Of course I wrote this post with AI.
That one line would eliminate a select few readers (not that I expect many anyways). However, having harbored that hatred myself, I understand how using AI can feel nauseating.
I have overcome the nausea. I no longer feel repulsed by using AI for meaningful work. I still feel repulsed by the peddlers of AI who, like snake oil traders before them, believe and preach that AI is the means and end of all.
The change was gradual. But this is the first month where I have mostly written prompts and generated code, rather than writing code directly. Looking back to find the other end of the spectrum, I need not go far. Less than six months ago, in May 2025, I complained to colleagues about receiving AI-generated pull requests. I hated being a human compiler. At that point, I did not use AI myself.
And then the last two months happened. What I witnessed wasn’t incremental improvement - it was a phase change, a categorical leap in capability. While mainstream companies haven’t caught up, those of us working with these tools daily see the evidence clearly: we’ve stopped writing code line by line. The timeline for disruption isn’t measured in years. It’s months.
Software engineering has shifted from a craft of writing code to a practice of creating through intelligent systems and owning their output. This is happening now - not in some distant future. And success requires abandoning attachment to traditional coding practices while doubling down on architectural thinking, testing rigor, and context management.
The new job description
Engineering work has split into two distinct functions.
First, you’re a creator. You define system intent and architecture. You make decisions. Before, most of my time went to typing syntactically correct code, even though the real thinking was always creative - designing systems, solving problems. Now that burden is gone. I can create bigger systems in less time. My creativity finally gets the time it deserves.
Second, you’re an owner. A large language model is just that - a language model. As the tax-paying, liable employee, I am responsible for proofreading and vouching for what it produces. The value I bring is working code, not unverified AI slop. The craft is no longer writing - it’s creating and owning.

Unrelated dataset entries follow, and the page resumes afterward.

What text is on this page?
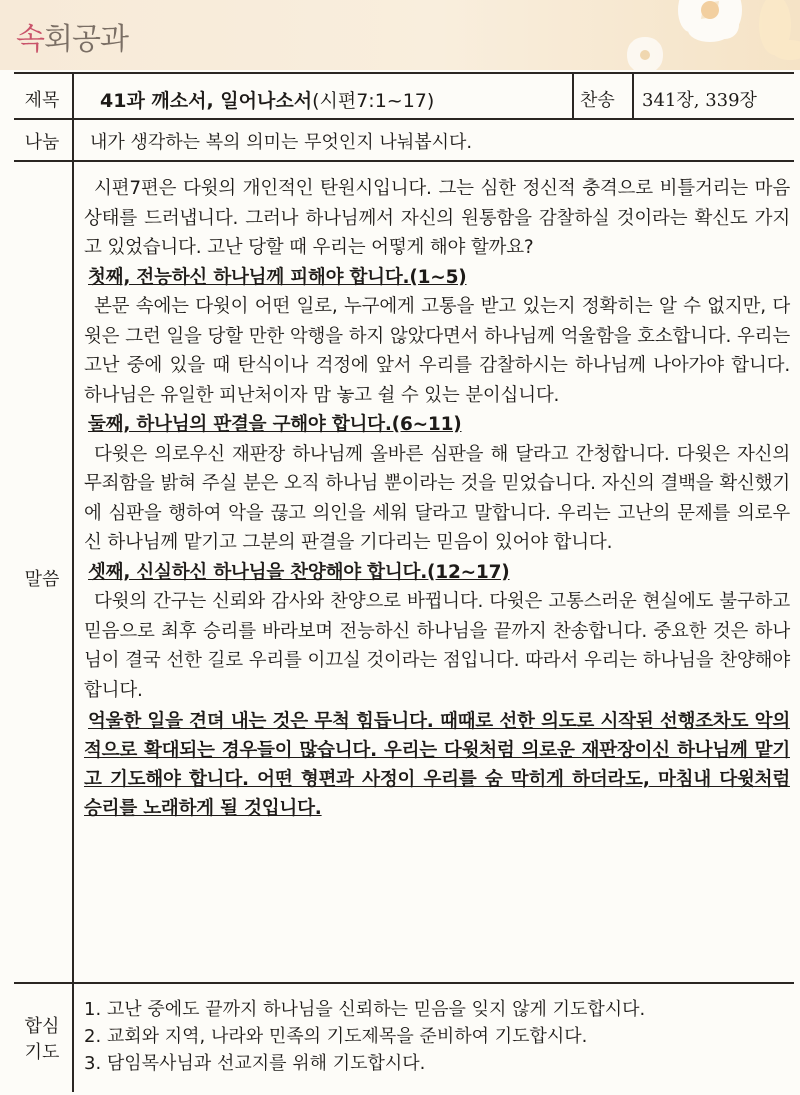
속회공과
제목
나눔
말씀
합심
기도
41과 깨소서, 일어나소서(시편7:1~17)	찬송 341장, 339장
내가 생각하는 복의 의미는 무엇인지 나눠봅시다.

시편7편은 다윗의 개인적인 탄원시입니다. 그는 심한 정신적 충격으로 비틀거리는 마음 상태를 드러냅니다. 그러나 하나님께서 자신의 원통함을 감찰하실 것이라는 확신도 가지고 있었습니다. 고난 당할 때 우리는 어떻게 해야 할까요?

첫째, 전능하신 하나님께 피해야 합니다.(1~5)

본문 속에는 다윗이 어떤 일로, 누구에게 고통을 받고 있는지 정확히는 알 수 없지만, 다윗은 그런 일을 당할 만한 악행을 하지 않았다면서 하나님께 억울함을 호소합니다. 우리는 고난 중에 있을 때 탄식이나 걱정에 앞서 우리를 감찰하시는 하나님께 나아가야 합니다. 하나님은 유일한 피난처이자 맘 놓고 쉴 수 있는 분이십니다.

둘째, 하나님의 판결을 구해야 합니다.(6~11)

다윗은 의로우신 재판장 하나님께 올바른 심판을 해 달라고 간청합니다. 다윗은 자신의 무죄함을 밝혀 주실 분은 오직 하나님 뿐이라는 것을 믿었습니다. 자신의 결백을 확신했기에 심판을 행하여 악을 끊고 의인을 세워 달라고 말합니다. 우리는 고난의 문제를 의로우신 하나님께 맡기고 그분의 판결을 기다리는 믿음이 있어야 합니다.

셋째, 신실하신 하나님을 찬양해야 합니다.(12~17)

다윗의 간구는 신뢰와 감사와 찬양으로 바뀝니다. 다윗은 고통스러운 현실에도 불구하고 믿음으로 최후 승리를 바라보며 전능하신 하나님을 끝까지 찬송합니다. 중요한 것은 하나님이 결국 선한 길로 우리를 이끄실 것이라는 점입니다. 따라서 우리는 하나님을 찬양해야 합니다.

억울한 일을 견뎌 내는 것은 무척 힘듭니다. 때때로 선한 의도로 시작된 선행조차도 악의적으로 확대되는 경우들이 많습니다. 우리는 다윗처럼 의로운 재판장이신 하나님께 맡기고 기도해야 합니다. 어떤 형편과 사정이 우리를 숨 막히게 하더라도, 마침내 다윗처럼 승리를 노래하게 될 것입니다.

1. 고난 중에도 끝까지 하나님을 신뢰하는 믿음을 잊지 않게 기도합시다.
2. 교회와 지역, 나라와 민족의 기도제목을 준비하여 기도합시다.
3. 담임목사님과 선교지를 위해 기도합시다.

Since November, I haven’t typed a single line of code. Yet I’m operating at maximum productivity. My entire career’s accumulated knowledge now works at breakneck speed. This isn’t theoretical - it’s my daily reality.
The surprising new bottleneck
Here’s something I didn’t expect: human-to-human knowledge transfer is now the constraint. When AI and I produce a massive pull request in hours, it takes another engineer longer to understand the changes than it took us to generate them. The time for human comprehension exceeds the time for AI generation. This fundamentally inverts the traditional workflow.
What I’ve learned about working effectively
A few things have become essential.
Connect everything. Link all your information sources to AI tools for direct querying. Document obsessively. Maintain organized research notes and context documents. Understanding how language models generate text determines how effectively you feed them context. And build for ownership - when investigating critical issues with AI, you make leaps of faith without time to verify every claim. Your systems must have clear, testable interfaces so you can stand behind the output.
What matters now
Some things remain critical: system design with testable interfaces, fundamental software architecture principles, domain knowledge and judgment. These haven’t changed.
But other things? They no longer matter as much as they used to. Code style and readability conventions. Line-by-line code comprehension. Traditional notions of “clean code”. I know this will be heresy to some (it would have been to me, not long ago).
The divide
This is the watershed. Engineers who focus solely on writing code may find their skills less valued. But for those willing to think architecturally and embrace creating through AI systems, we’ve been handed superpowers.
The profession is splitting into before and after. We’re standing at the divide right now. Software engineering is shifting from a writing profession to a creating and owning profession. Those who adapt to creating through AI and owning the output will thrive. Those who don’t will be left behind - and it’s happening in months, not years.